事故か自死か。夫が消えた人生をこれから歩みます。なんて自分が書いてることが信じられない35歳です

ポンプ式の不倫

今日も15時頃に起きて、生きがいを探していた。

最初に食いついたものは、美顔器。

私は美容家電にちょっとした憧れを持っていて、ケチな性分も相まって、数年前に適度な投資で程よい美容効果を得られそうなパナソニックのスチーマーを買った。買った時は、まだ夫も幸せで朗らかな時期で、私が温・冷と交互に出るスチームにリアクションすると、いつも笑ってくれた。いつも元気で揚々としている私が、冷スチームで冷たいスチームを浴びせられる様子が面白かった。私自身面白かったし、夫もいつも面白がって笑ってくれていた。

今や私の肌を誰に見せるという目的もなくなったけど、今手元にある自分という器への働きかけとしては良いかと思って、今日もいつもの通り温・冷のスチームを15分ほど浴びた。それで、化粧水やら乳液やらで肌を整える。

化粧水といえば、夫が体調を崩した際の笑い話がある。

夫が体調を崩した当初、夫は私が誰か他の人に心移りしたのではないかと疑っていた。

私自身、仕事のパワハラで打ちのめされていた時期で、どことなく離人感があった。夫は、私の浮わついた心の証拠として、髪型を変えたこと(確かに出張のために空港に向かう日、なぜか流行りの髪型を結った)、服装が全身黒づくめだったこと(確かにちょっとシックな印象になっていた)、そして何より、高級な化粧水を使い出したと指摘された。

私は学生時代から今までずっと、ドラッグストアの化粧水しか使っていない。その化粧水は定番の数百円のもののこともあれば、千円ほどのこともあるけれど、せいぜいそんなもんだ。例の美顔器さえ使えば、その後に塗るものがなんであれ、あるいは元がよければ、その後の処置がなんであれ、なんとかなるだろうと思っていた。夫が指摘した化粧水は、口コミサイトでは「全身にバシャバシャ使ってます」と言われる類の、ポンプ式だった。何を隠そう、菊正宗の化粧水で、なんと500mlも入っていた。そして、お値段は千円を切っていた。

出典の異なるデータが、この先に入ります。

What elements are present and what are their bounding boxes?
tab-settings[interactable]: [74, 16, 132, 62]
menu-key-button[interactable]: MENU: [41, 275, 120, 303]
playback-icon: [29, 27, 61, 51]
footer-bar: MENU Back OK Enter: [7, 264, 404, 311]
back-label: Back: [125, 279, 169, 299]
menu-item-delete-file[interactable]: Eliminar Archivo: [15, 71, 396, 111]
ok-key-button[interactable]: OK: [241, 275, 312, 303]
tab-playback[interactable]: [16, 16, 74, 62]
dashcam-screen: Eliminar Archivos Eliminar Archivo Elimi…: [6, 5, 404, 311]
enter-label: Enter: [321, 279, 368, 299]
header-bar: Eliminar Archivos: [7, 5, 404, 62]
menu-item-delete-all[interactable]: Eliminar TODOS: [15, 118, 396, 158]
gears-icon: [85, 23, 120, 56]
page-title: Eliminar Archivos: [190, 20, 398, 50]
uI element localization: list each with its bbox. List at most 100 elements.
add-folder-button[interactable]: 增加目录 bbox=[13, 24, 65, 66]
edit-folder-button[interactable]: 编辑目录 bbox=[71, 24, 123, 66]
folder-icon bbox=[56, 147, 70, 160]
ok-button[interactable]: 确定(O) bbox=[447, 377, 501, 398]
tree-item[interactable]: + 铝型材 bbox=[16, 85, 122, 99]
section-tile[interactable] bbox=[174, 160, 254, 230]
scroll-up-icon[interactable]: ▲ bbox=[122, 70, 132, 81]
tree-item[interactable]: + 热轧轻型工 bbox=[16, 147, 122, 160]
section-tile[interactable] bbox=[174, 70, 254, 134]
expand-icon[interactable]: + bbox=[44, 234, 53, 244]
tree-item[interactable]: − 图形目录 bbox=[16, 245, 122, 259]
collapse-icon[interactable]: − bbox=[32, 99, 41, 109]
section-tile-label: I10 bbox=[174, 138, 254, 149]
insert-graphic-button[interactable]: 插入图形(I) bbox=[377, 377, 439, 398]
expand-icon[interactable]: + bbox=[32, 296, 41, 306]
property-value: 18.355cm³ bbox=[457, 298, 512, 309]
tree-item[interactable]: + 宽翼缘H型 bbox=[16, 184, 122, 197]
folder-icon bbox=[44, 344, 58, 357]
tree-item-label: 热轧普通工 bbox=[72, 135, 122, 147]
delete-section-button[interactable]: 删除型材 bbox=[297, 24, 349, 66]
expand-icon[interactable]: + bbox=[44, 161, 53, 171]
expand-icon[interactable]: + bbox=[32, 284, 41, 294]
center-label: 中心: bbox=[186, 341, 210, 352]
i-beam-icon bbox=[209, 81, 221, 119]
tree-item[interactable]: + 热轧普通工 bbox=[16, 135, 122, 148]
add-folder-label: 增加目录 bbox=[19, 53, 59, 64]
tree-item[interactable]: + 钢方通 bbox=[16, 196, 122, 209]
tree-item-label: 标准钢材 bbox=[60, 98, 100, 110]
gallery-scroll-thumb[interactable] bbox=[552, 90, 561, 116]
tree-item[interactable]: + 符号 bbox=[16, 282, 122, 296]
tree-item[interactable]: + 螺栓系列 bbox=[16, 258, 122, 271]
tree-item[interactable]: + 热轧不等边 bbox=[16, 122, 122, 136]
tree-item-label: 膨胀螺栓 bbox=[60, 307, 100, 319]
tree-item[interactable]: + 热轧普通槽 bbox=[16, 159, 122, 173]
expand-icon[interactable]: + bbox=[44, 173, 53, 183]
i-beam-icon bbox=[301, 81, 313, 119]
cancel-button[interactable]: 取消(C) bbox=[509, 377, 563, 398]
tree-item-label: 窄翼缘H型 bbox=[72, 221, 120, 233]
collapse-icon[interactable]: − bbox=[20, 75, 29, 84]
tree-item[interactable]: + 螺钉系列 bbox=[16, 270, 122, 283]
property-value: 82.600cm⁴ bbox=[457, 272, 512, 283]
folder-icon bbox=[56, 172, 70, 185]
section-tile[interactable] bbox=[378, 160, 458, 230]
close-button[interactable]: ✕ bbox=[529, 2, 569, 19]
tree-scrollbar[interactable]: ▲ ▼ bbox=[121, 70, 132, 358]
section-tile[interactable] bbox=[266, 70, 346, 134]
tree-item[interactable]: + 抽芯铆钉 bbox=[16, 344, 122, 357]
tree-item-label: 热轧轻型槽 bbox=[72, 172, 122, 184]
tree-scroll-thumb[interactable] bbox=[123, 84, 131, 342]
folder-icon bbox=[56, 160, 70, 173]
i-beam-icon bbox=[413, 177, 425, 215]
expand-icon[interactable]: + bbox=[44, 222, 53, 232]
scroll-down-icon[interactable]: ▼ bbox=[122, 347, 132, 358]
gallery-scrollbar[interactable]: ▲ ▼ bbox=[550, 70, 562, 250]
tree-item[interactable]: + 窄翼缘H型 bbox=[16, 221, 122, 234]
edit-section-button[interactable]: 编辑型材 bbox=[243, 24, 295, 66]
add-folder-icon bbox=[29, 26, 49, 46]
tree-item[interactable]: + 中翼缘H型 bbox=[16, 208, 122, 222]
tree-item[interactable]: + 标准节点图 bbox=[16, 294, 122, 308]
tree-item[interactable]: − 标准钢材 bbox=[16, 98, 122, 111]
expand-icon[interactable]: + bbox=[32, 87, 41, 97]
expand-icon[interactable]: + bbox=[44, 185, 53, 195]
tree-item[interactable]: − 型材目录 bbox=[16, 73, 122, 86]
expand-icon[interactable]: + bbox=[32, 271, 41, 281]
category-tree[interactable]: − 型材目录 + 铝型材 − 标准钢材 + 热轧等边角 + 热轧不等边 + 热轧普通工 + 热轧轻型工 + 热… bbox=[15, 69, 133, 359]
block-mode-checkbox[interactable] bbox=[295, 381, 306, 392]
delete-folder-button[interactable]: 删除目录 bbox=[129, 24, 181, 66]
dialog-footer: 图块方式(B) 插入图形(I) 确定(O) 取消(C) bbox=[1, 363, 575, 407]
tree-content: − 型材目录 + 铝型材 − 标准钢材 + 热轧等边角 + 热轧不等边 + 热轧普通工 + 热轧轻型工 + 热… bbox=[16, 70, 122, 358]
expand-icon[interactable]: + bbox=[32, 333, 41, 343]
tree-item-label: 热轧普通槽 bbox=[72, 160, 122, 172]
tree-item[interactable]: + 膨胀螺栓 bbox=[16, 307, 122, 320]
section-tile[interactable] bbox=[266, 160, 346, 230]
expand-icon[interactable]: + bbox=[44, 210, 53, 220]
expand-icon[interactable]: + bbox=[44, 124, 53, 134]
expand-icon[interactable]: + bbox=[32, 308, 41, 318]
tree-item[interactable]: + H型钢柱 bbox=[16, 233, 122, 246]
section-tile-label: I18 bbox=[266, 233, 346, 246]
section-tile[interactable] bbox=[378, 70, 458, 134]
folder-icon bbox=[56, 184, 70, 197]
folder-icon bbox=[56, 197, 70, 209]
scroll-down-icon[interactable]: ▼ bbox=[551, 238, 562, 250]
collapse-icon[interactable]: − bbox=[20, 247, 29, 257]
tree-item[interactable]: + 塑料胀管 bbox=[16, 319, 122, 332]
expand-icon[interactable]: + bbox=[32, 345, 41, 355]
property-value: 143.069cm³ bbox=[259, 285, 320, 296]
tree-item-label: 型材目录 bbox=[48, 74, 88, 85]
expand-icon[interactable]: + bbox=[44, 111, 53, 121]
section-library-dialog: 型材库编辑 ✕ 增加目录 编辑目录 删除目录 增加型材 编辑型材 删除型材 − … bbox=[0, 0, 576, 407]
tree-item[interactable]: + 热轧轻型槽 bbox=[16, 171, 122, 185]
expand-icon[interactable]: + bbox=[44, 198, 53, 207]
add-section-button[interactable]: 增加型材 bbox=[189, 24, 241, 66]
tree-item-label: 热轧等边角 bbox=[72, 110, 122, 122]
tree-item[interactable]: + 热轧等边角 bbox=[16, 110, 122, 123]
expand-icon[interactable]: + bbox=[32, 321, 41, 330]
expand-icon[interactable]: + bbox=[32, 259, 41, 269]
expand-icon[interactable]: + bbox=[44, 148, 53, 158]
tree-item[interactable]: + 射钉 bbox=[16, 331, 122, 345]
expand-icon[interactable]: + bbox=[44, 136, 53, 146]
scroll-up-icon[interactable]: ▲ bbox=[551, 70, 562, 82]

夫に色々と疑われて、何ら疑わしい点のない私は必死に弁解していたけど、これだけはいつか笑い話として夫と話したかった。500ml、千円以下の化粧水を使う女性は、決して悪い人ではないと。決して浮気なんてしようとも思っていないし、100%現状維持しか目指していないと。

今となれば、夫くんのためにもっと高い化粧水を使って、綺麗になったと喜んでもらえればよかったという反省はある。でも、繰り返すけど、普通、化粧水はポンプ式なんかじゃありません。不倫のキーアイテムとしても、いささか面白アイテムにしかなりません。

私の浮わついた気持ちを疑って、悩み、困る夫を、優しく抱きしめてあげたい。戸惑わせるようなものを置いていて、ごめんね。ポンプ式では、不倫なんてきっとできないよ。うまく安心させてあげられなくてごめん。でも、これだけは、ちょっと面白かった。一緒に笑うはずだったんだよ。

ああ、こうなるんだったら、どっかの時点で、無理矢理蒸し返せばよかったな・・・。